The Militant (logo)  

Vol. 74/No. 42      November 8, 2010

 
Australia jury acquits
couple for abortion
(front page)
 
BY JOANNE KUNIANSKY  
CAIRNS, Australia—Packed in a courtroom here, supporters of a woman’s right to choose abortion burst into applause when Tegan Leach, 21, and her partner Sergie Brennan, 22, were acquitted October 14 for using an abortion pill to end Leach’s pregnancy.

The couple, from this city of about 150,000 people in the state of Queensland on the northeast coast, did not want to go through a surgical abortion. They decided to use Misoprostol and RU486 at home.

They were charged under two archaic abortion-related provisions of Queensland’s criminal code, established in 1899. Leach was charged with self-administering a noxious substance to induce an abortion, which carries a penalty of up to seven years in prison. Brennan was charged for his role in obtaining the drug. He faced a three-year sentence.

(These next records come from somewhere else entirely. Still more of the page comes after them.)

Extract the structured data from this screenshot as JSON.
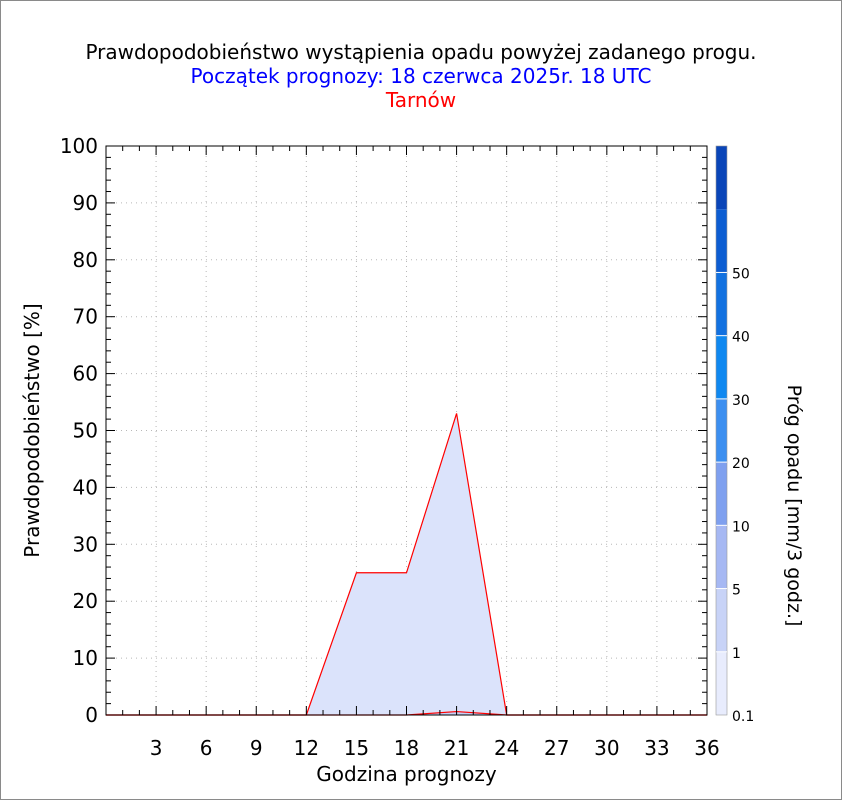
{
  "title": "Prawdopodobieństwo wystąpienia opadu powyżej zadanego progu.",
  "subtitle": "Początek prognozy: 18 czerwca 2025r. 18 UTC",
  "location": "Tarnów",
  "colors": {
    "title": "#000000",
    "subtitle": "#0000ff",
    "location": "#ff0000",
    "fill": "#dbe3fb",
    "series_line": "#ff0000"
  },
  "chart_data": {
    "type": "area",
    "title": "Prawdopodobieństwo wystąpienia opadu powyżej zadanego progu.",
    "xlabel": "Godzina prognozy",
    "ylabel": "Prawdopodobieństwo [%]",
    "xlim": [
      0,
      36
    ],
    "ylim": [
      0,
      100
    ],
    "xticks": [
      3,
      6,
      9,
      12,
      15,
      18,
      21,
      24,
      27,
      30,
      33,
      36
    ],
    "yticks": [
      0,
      10,
      20,
      30,
      40,
      50,
      60,
      70,
      80,
      90,
      100
    ],
    "grid": true,
    "x": [
      0,
      3,
      6,
      9,
      12,
      15,
      18,
      21,
      24,
      27,
      30,
      33,
      36
    ],
    "series": [
      {
        "threshold": "0.1",
        "color": "#dbe3fb",
        "values": [
          0,
          0,
          0,
          0,
          0,
          25,
          25,
          53,
          0,
          0,
          0,
          0,
          0
        ]
      },
      {
        "threshold": "1",
        "color": "#c3d0f7",
        "values": [
          0,
          0,
          0,
          0,
          0,
          0,
          0,
          0.6,
          0,
          0,
          0,
          0,
          0
        ]
      }
    ],
    "colorbar": {
      "label": "Próg opadu [mm/3 godz.]",
      "levels": [
        "0.1",
        "1",
        "5",
        "10",
        "20",
        "30",
        "40",
        "50"
      ],
      "colors": [
        "#e8ecfd",
        "#c8d3f7",
        "#a6b8f3",
        "#7fa0ef",
        "#3c8ff0",
        "#0f88f0",
        "#1271e0",
        "#0c5dd2",
        "#0a45b8"
      ]
    }
  }
}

The drug RU486 was banned in Australia until 2006 and access remains restricted today. Only four doctors in all of Queensland are licensed to prescribe RU486. Not aware the drugs were available in Australia, Brennan had them sent by relatives in Ukraine.

A 1969 common law decision in the state of Victoria followed by a 1971 ruling in New South Wales, broadly defined “lawful” abortions, changing medical practice across Australia. A 1986 Queensland court decision upheld these precedents. However in Queensland, as well as most other states, provisions on “unlawful” abortion were left in the criminal codes.

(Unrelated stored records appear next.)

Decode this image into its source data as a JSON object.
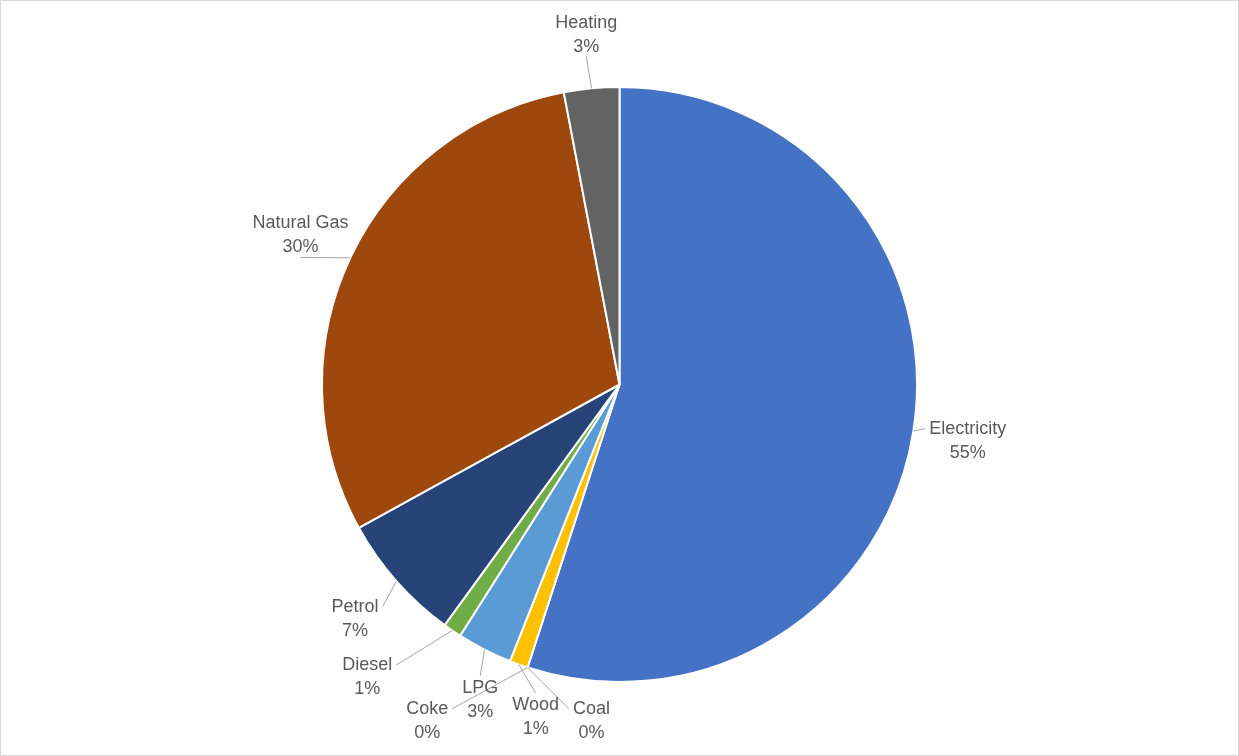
{
  "chart_data": {
    "type": "pie",
    "categories": [
      "Electricity",
      "Coal",
      "Coke",
      "Wood",
      "LPG",
      "Diesel",
      "Petrol",
      "Natural Gas",
      "Heating"
    ],
    "values": [
      55,
      0,
      0,
      1,
      3,
      1,
      7,
      30,
      3
    ],
    "value_labels": [
      "55%",
      "0%",
      "0%",
      "1%",
      "3%",
      "1%",
      "7%",
      "30%",
      "3%"
    ],
    "colors": [
      "#4472c4",
      "#ed7d31",
      "#a5a5a5",
      "#ffc000",
      "#5b9bd5",
      "#70ad47",
      "#264478",
      "#9e480e",
      "#636363"
    ],
    "legend": false
  }
}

In recent years abortion has been decriminalized in the Australian Capital Territory, Western Australia, and Victoria, but in the latter two states new laws restricting abortions were adopted in the process.

An estimated 90,000 abortions are performed nationwide each year, including 14,000 in Queensland. Medicare, the national health insurance plan, subsidizes abortions.

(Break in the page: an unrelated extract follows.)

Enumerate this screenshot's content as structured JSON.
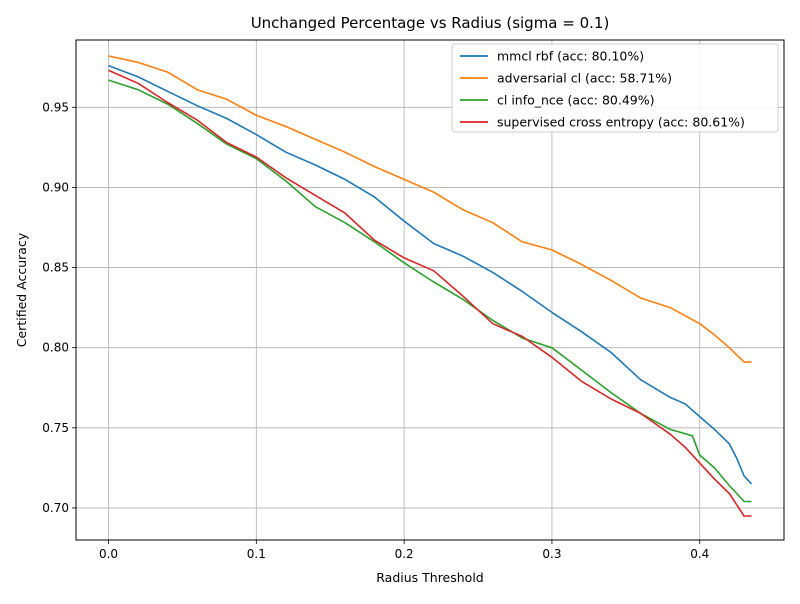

The prosecution’s “evidence” against Leach and Brennan included videotaped police interviews. On the tape Leach explained that she decided to have an abortion because she “wasn’t ready for a child.”

The jury of eight women and four men took less than one hour to unanimously find the couple not guilty.

“I think this sends a clear message that not even a jury is willing to convict on these charges,” Kate Marsh, of Children by Choice, told reporters. “This is not the end, the end will be when they take the entire thing out of the criminal code.”

On the street in front of the courthouse ProChoice Cairns organized daily protests. In the days leading up to the trial women’s rights groups organized rallies in Perth, Adelaide, Brisbane, Sydney, and Melbourne demanding the abortion charges be dropped.

A recent poll published in the Medical Journal of Australia said that 87 percent of Australians believe abortion should be legal in the first trimester.